Associate Manager, IMP Delivery China

About Human Pharmaceutical Business

With global presence, Boehringer Ingelheim has industry-leading expertise in medicine research and development. We are constantly developing the next generation of medical breakthroughs and successfully delivering innovations to meet the medical needs of the patients we serve in the following key areas of interest: cardiovascular, respiratory, metabolic diseases, immunology, oncology and central nervous system.
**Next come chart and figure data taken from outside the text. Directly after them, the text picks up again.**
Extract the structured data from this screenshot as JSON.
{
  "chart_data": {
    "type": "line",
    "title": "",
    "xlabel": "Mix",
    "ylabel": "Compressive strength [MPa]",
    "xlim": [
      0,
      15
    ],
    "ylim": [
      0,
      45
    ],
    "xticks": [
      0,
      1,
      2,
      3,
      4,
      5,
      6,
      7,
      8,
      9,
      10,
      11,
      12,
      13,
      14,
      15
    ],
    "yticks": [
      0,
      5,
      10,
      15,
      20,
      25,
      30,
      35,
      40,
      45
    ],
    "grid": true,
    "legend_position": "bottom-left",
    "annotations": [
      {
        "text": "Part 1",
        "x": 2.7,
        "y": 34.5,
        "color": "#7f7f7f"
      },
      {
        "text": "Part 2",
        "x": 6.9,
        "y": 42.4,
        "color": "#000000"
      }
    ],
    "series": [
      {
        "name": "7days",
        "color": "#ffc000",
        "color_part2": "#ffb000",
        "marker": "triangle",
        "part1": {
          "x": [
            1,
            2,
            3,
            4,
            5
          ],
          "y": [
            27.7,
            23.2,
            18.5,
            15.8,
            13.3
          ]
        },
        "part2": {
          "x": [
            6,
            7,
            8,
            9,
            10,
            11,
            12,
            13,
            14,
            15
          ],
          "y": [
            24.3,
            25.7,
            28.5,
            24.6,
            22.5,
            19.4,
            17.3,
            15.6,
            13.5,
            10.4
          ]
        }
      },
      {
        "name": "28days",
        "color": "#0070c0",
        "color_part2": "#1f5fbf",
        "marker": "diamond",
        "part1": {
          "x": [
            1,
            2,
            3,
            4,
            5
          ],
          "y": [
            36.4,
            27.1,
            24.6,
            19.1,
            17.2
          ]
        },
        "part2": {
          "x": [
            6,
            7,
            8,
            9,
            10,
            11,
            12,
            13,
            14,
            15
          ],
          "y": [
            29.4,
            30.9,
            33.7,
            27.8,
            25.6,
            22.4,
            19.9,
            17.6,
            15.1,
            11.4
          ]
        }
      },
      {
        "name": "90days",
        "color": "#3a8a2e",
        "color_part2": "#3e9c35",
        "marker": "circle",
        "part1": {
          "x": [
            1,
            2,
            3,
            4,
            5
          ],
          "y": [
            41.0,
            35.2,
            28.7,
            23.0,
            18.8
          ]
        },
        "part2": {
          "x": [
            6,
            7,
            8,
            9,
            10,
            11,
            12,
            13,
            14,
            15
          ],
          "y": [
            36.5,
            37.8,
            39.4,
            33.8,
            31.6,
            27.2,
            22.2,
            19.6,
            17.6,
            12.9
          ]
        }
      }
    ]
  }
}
In the future, we will accelerate the launch of more than 10 innovative medicines to meet the demand of Chinese patients.

Job Responsibilities

• Provide support for all China clinical trial supply activities with minimum support from supervisor, including addressing challenges in China clinical trial supply, reviewing IMP labels and maintaining the label review system, packaging and labeling activities. Support the global team in forecasting, allocation and management of the local packaging and labeling projects.  Manage the trial of China alone trials. Coordinate the capacity and budget for local activities.
• Implement activities in post market study drug supply with minimum support from supervisor including but not limited to: Drug supply strategy implementation with IMP-Delivery, Post Marketing Study, TA, controller, supply chain, channel and other stakeholders. Development and organization of drug supply plans. Management of the drug supply life cycle.
• Support IMP-Delivery quality system qualification and implement the system in collaboration with stakeholders.
• Follow the local standard operating procedures (SOPs) for applicable activities.
• Engage in consistent communication about the clinical trial process, assess local requirements, and effectively relay China’s regulatory standards to global teams.
• Assist in site inspections conducted by local and international authorities regarding Investigational Medicinal Product (IMP) inquiries.
• Actively support and participate in the industrial activities, such as RDPAC Clinical Trial Supply Forum, group meetings, and site engagement activities to gather industrial intelligence and support ecosystem development.
• Support to develop, maintain, and strengthen connections with the IMP-Delivery team as well as other global and local stakeholders to effectively support China clinical trial supply-related activities.
• Support Development CMC China activities as need. Attend all the required meetings and input the actions as required.

Job Requirements

• Bachelor degree in science with more than 8 years of professional experience on drug development, quality or supply chain in pharmaceutical industry, or MS degree with 6+ years
• Excellent project management, interpersonal & communication skills
• Fluent in both Chinese and English
• Excellent knowledge of international regulatory guidelines and quality standards, especially GMP for human pharmaceuticals 
• Entrepreneurial thinking and attitude
• Willingness to think outside the box
• Willing to undertake business travel on a reasonable basis
• Experience in clinical trial supply, especially in distribution will be a superior.